Da sind Fische in der Spüle! Und im Kühlschrank! Ich muss den Hausmeister anrufen, damit er etwas dagegen unternimmt. Warum ist der Apparat in einer Telefonzelle – und warum schwimmen Fische
darin herum? Das ist nicht auszuhalten – ich laufe jetzt solange herum, bis ich Hilfe finden kann. Oder ist die ganze Stadt schon abgesoffen?
Jetzt stehe ich auf einer Rolltreppe, die nicht nach oben und nicht nach unten führt – sie ist flach und führt geradeaus. Neben und über mir schwimmen Sardinen, Haie, Rochen und Schildkröten. Bin
ich am Grunde des Meeres angekommen?
Weiter vorne stehen Leute, die sich vom Band fahren lassen und Fische anschauen, alles scheint wieder normal zu sein.
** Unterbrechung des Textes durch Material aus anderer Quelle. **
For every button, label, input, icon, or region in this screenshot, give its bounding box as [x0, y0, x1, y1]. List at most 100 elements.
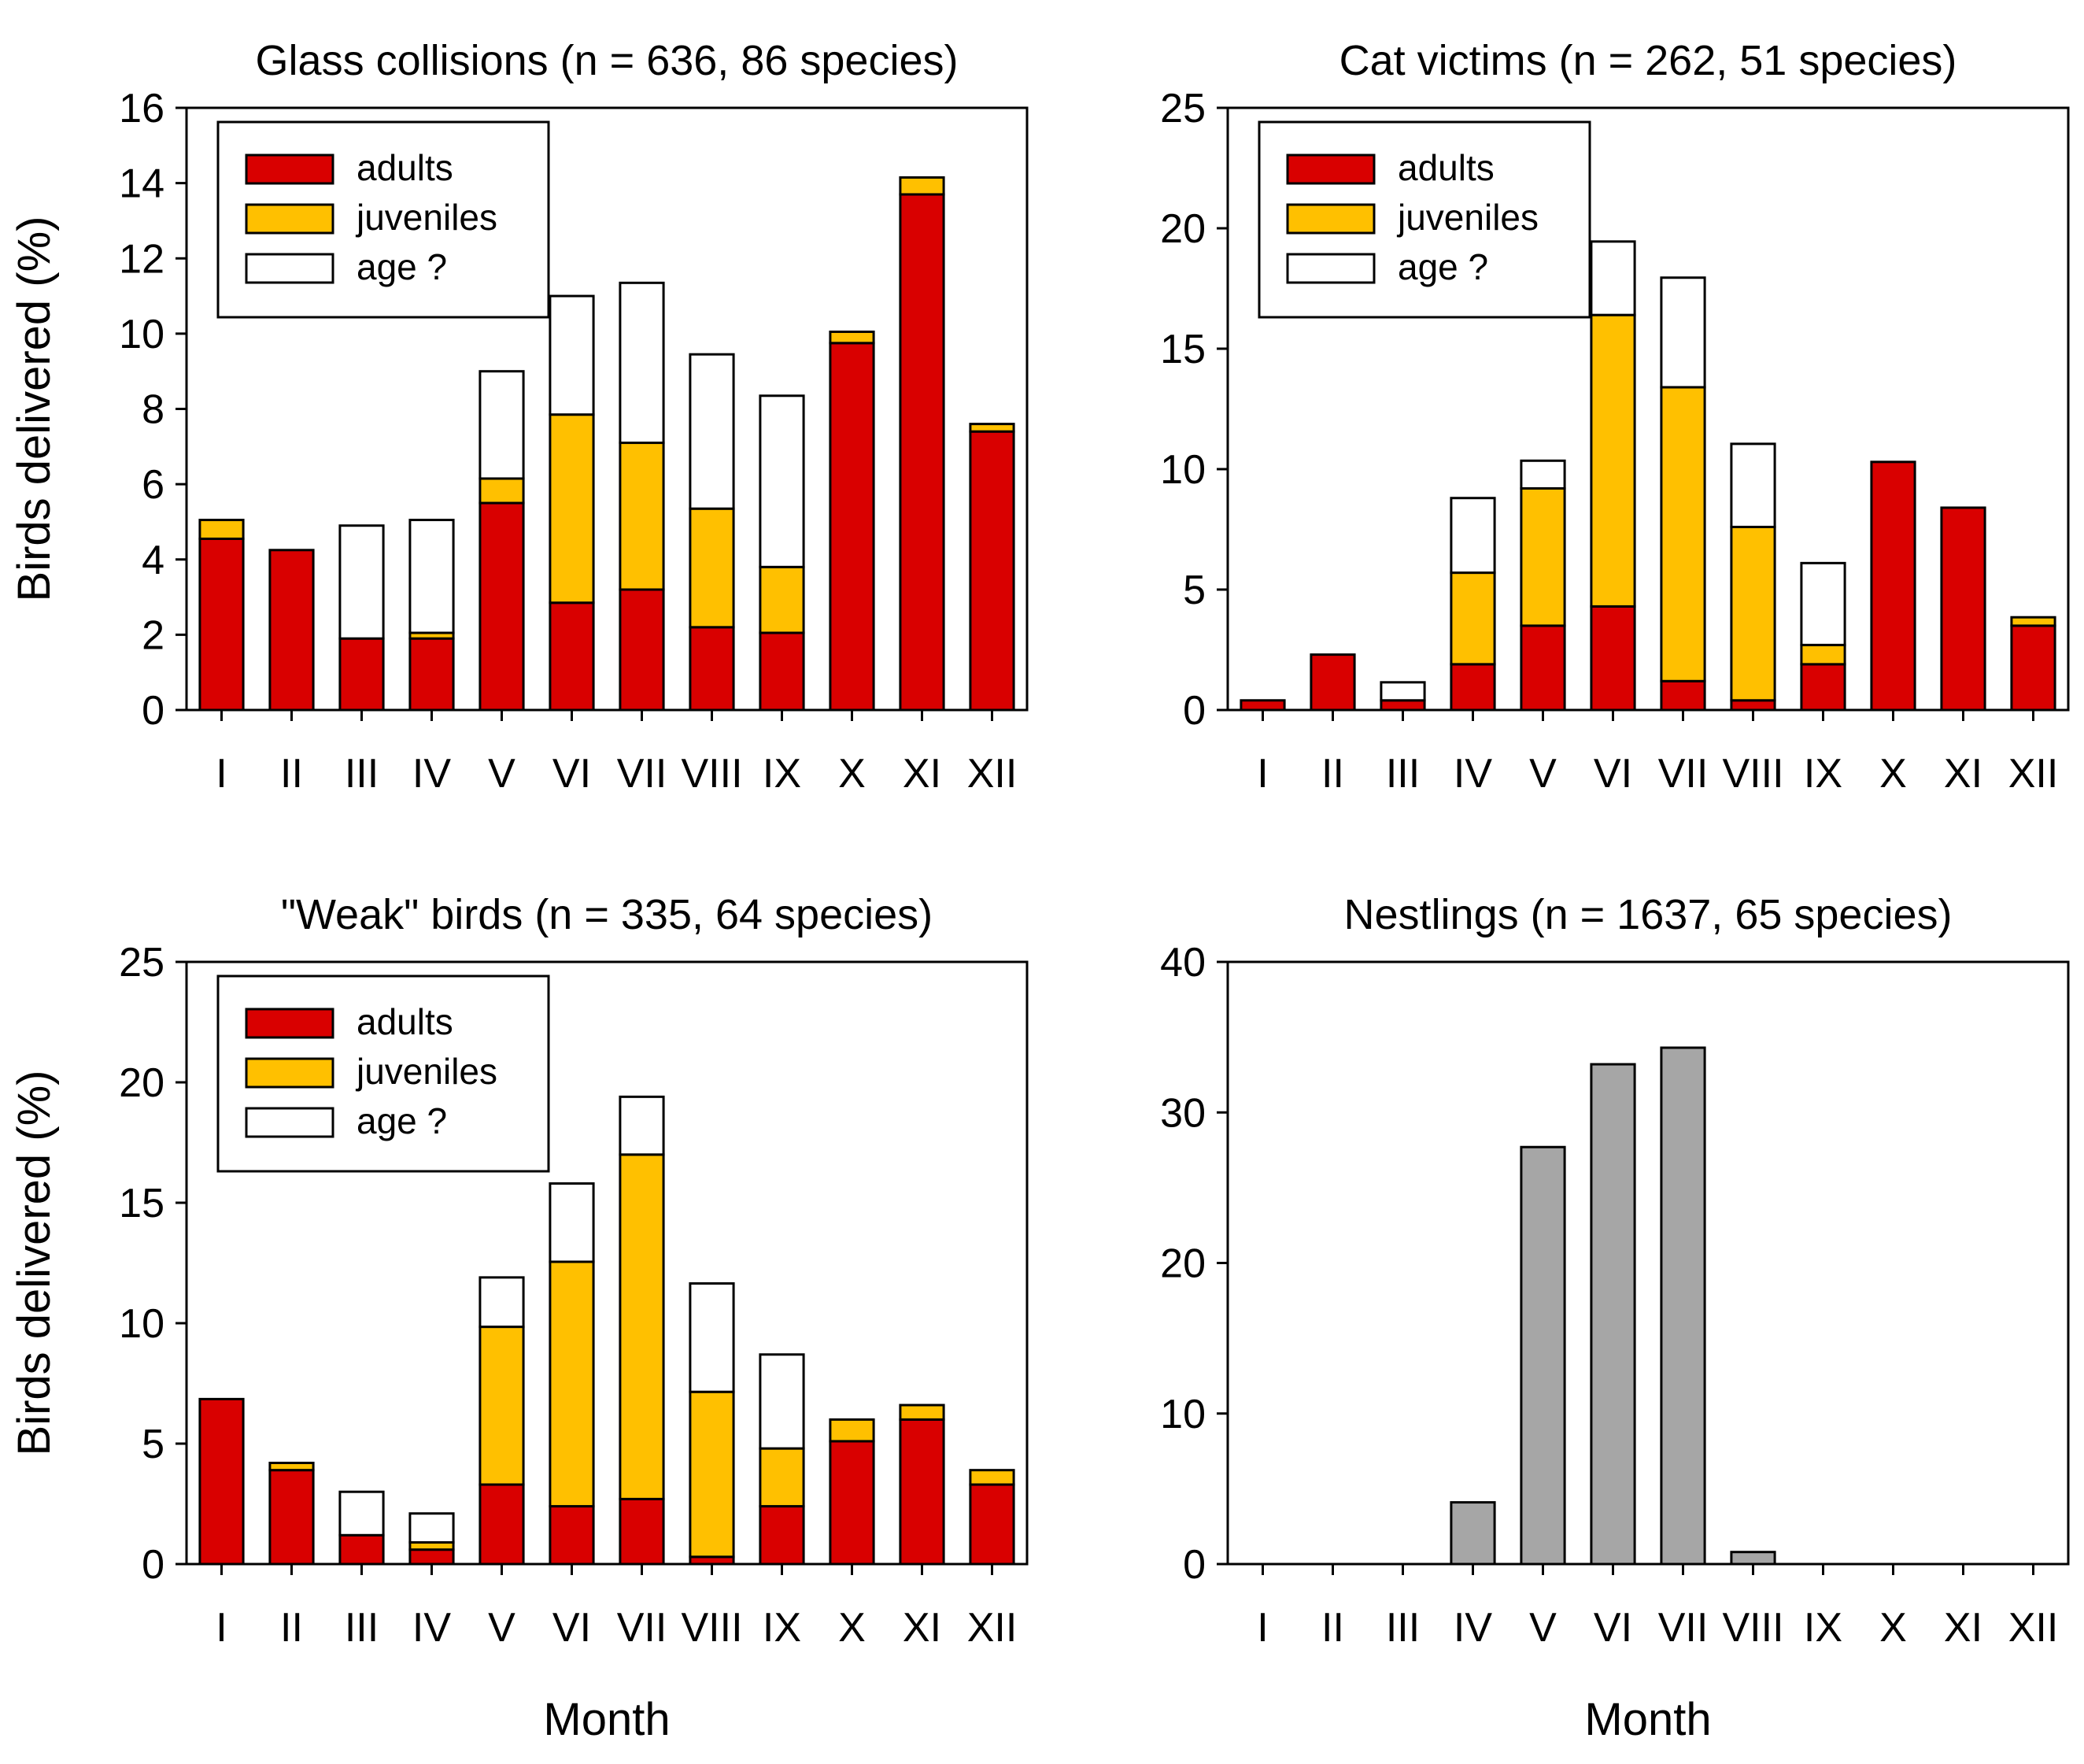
- bar-juveniles-vii: [619, 442, 665, 591]
- bar-juveniles-vi: [1590, 313, 1636, 608]
- x-tick-label: II: [280, 751, 303, 797]
- bar-adults-iv: [1450, 663, 1496, 712]
- panel-glass-collisions: Glass collisions (n = 636, 86 species) I I…: [9, 37, 1029, 797]
- y-tick-label: 0: [142, 688, 164, 734]
- legend-label-age-unknown: age ?: [357, 246, 447, 287]
- bar-juveniles-x: [829, 1418, 875, 1443]
- y-tick-label: 30: [1160, 1090, 1206, 1136]
- chart-title: Cat victims (n = 262, 51 species): [1339, 37, 1957, 84]
- bar-nestlings-v: [1520, 1145, 1566, 1566]
- y-tick-label: 25: [119, 940, 164, 986]
- bar-juveniles-v: [479, 1326, 525, 1486]
- x-axis-label: Month: [543, 1694, 670, 1745]
- bar-age-v: [1520, 459, 1566, 490]
- bar-adults-iii: [1380, 699, 1426, 712]
- x-tick-label: V: [488, 751, 515, 797]
- bar-adults-vii: [619, 1497, 665, 1566]
- panel-nestlings: Nestlings (n = 1637, 65 species)I II III IV…: [1160, 891, 2070, 1745]
- x-tick-label: XI: [903, 1605, 941, 1651]
- x-tick-label: IV: [1454, 1605, 1492, 1651]
- bar-adults-x: [1870, 460, 1916, 712]
- x-tick-label: XI: [1944, 1605, 1982, 1651]
- legend-label-age-unknown: age ?: [1398, 246, 1488, 287]
- bar-nestlings-vii: [1660, 1046, 1706, 1566]
- panel-cat-victims: Cat victims (n = 262, 51 species)I II III I…: [1160, 37, 2070, 797]
- x-tick-label: II: [280, 1605, 303, 1651]
- bar-juveniles-viii: [1730, 525, 1776, 702]
- bar-adults-xi: [899, 1418, 945, 1566]
- bar-nestlings-iv: [1450, 1501, 1496, 1566]
- bar-age-vii: [1660, 276, 1706, 389]
- y-tick-label: 10: [1160, 1392, 1206, 1437]
- chart-title: Glass collisions (n = 636, 86 species): [256, 37, 959, 84]
- y-tick-label: 0: [1183, 1542, 1206, 1588]
- bar-age-v: [479, 370, 525, 480]
- x-tick-label: IV: [1454, 751, 1492, 797]
- plot-frame: [1226, 960, 2070, 1566]
- x-tick-label: III: [1386, 751, 1420, 797]
- legend-swatch-adults: [245, 153, 334, 185]
- y-tick-label: 8: [142, 387, 164, 433]
- bar-adults-xii: [969, 1483, 1015, 1566]
- bar-age-iv: [408, 519, 455, 634]
- x-tick-label: VI: [1594, 1605, 1632, 1651]
- legend: adults juveniles age ?: [1258, 120, 1591, 319]
- legend-swatch-age-unknown: [245, 1107, 334, 1138]
- legend-label-age-unknown: age ?: [357, 1100, 447, 1141]
- x-tick-label: XII: [2008, 751, 2059, 797]
- bar-age-iv: [408, 1512, 455, 1544]
- x-tick-label: II: [1321, 751, 1344, 797]
- bar-adults-xii: [2010, 624, 2056, 712]
- x-tick-label: XI: [1944, 751, 1982, 797]
- bar-adults-x: [829, 1440, 875, 1566]
- bar-age-iii: [338, 524, 385, 640]
- bar-juveniles-x: [829, 330, 875, 345]
- legend: adults juveniles age ?: [216, 120, 550, 319]
- bar-adults-vi: [1590, 605, 1636, 712]
- bar-nestlings-viii: [1730, 1551, 1776, 1566]
- y-tick-label: 10: [1160, 447, 1206, 493]
- legend-swatch-adults: [245, 1008, 334, 1039]
- legend-swatch-age-unknown: [1286, 253, 1376, 284]
- y-tick-label: 6: [142, 462, 164, 508]
- bar-adults-ii: [268, 549, 315, 712]
- bar-juveniles-i: [198, 519, 245, 540]
- plot-frame: [185, 960, 1029, 1566]
- x-tick-label: IX: [763, 751, 801, 797]
- y-tick-label: 4: [142, 538, 164, 583]
- y-axis-label: Birds delivered (%): [9, 1071, 60, 1456]
- y-tick-label: 2: [142, 612, 164, 658]
- legend-label-adults: adults: [1398, 147, 1495, 188]
- x-tick-label: V: [488, 1605, 515, 1651]
- x-tick-label: X: [838, 751, 866, 797]
- bar-juveniles-vi: [549, 1260, 595, 1508]
- bar-juveniles-vii: [619, 1153, 665, 1500]
- legend-swatch-age-unknown: [245, 253, 334, 284]
- bar-age-vi: [549, 294, 595, 416]
- x-tick-label: VII: [1658, 751, 1709, 797]
- x-tick-label: X: [1879, 1605, 1907, 1651]
- bar-age-iii: [338, 1490, 385, 1537]
- x-tick-label: VI: [552, 1605, 591, 1651]
- x-tick-label: IX: [1804, 1605, 1842, 1651]
- bar-adults-v: [479, 1483, 525, 1566]
- bar-juveniles-ix: [1800, 643, 1846, 666]
- x-tick-label: XI: [903, 751, 941, 797]
- bar-adults-i: [198, 537, 245, 712]
- bar-adults-x: [829, 342, 875, 712]
- bar-adults-vi: [549, 601, 595, 712]
- x-tick-label: X: [1879, 751, 1907, 797]
- bar-age-iv: [1450, 497, 1496, 575]
- x-tick-label: III: [345, 751, 379, 797]
- legend-swatch-juveniles: [1286, 203, 1376, 235]
- y-tick-label: 15: [119, 1181, 164, 1226]
- bar-adults-iii: [338, 637, 385, 712]
- bar-juveniles-xii: [969, 1469, 1015, 1486]
- bar-adults-xi: [1940, 506, 1986, 712]
- bar-adults-xi: [899, 193, 945, 712]
- x-tick-label: V: [1529, 1605, 1557, 1651]
- x-tick-label: I: [216, 1605, 227, 1651]
- y-tick-label: 0: [1183, 688, 1206, 734]
- bar-age-viii: [1730, 442, 1776, 528]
Ah, ich komme in einen großen Saal, mit vielen Menschen. Es ist ein gutes Gefühl, nicht allein zu sein. In dem großen Becken vor uns erscheint eine Nixe, eine hübsche junge Frau, und winkt mich zu sich her. Was kann ich für sie tun? Ich gehe näher ans Becken heran, klettere ganz nach oben, steige ins Wasser und schwimme zu ihr. Sie reicht mir ein Plastikrohr und ich kann unter Wasser atmen. Ich versuche ihre Bewegungen nachzumachen, sehe die anderen Menschen, die sich darüber freuen und mir zuwinken. Wie es scheint habe ich alles richtig gemacht. Sie packt mich an der Hand, zieht mich hinter sich her, an die Oberfläche, wo hilfsbereite Menschen mir aus dem Wasser helfen.
So schön mein Ausflug in die Tiefen des Meeres war, so schön ist es, sie wieder zu verlassen. Neugierig schlendere ich die unterirdischen Gänge entlang, vorbei an jeder Menge Restaurants und Boutiquen. Was ich wohl als nächstes erlebe?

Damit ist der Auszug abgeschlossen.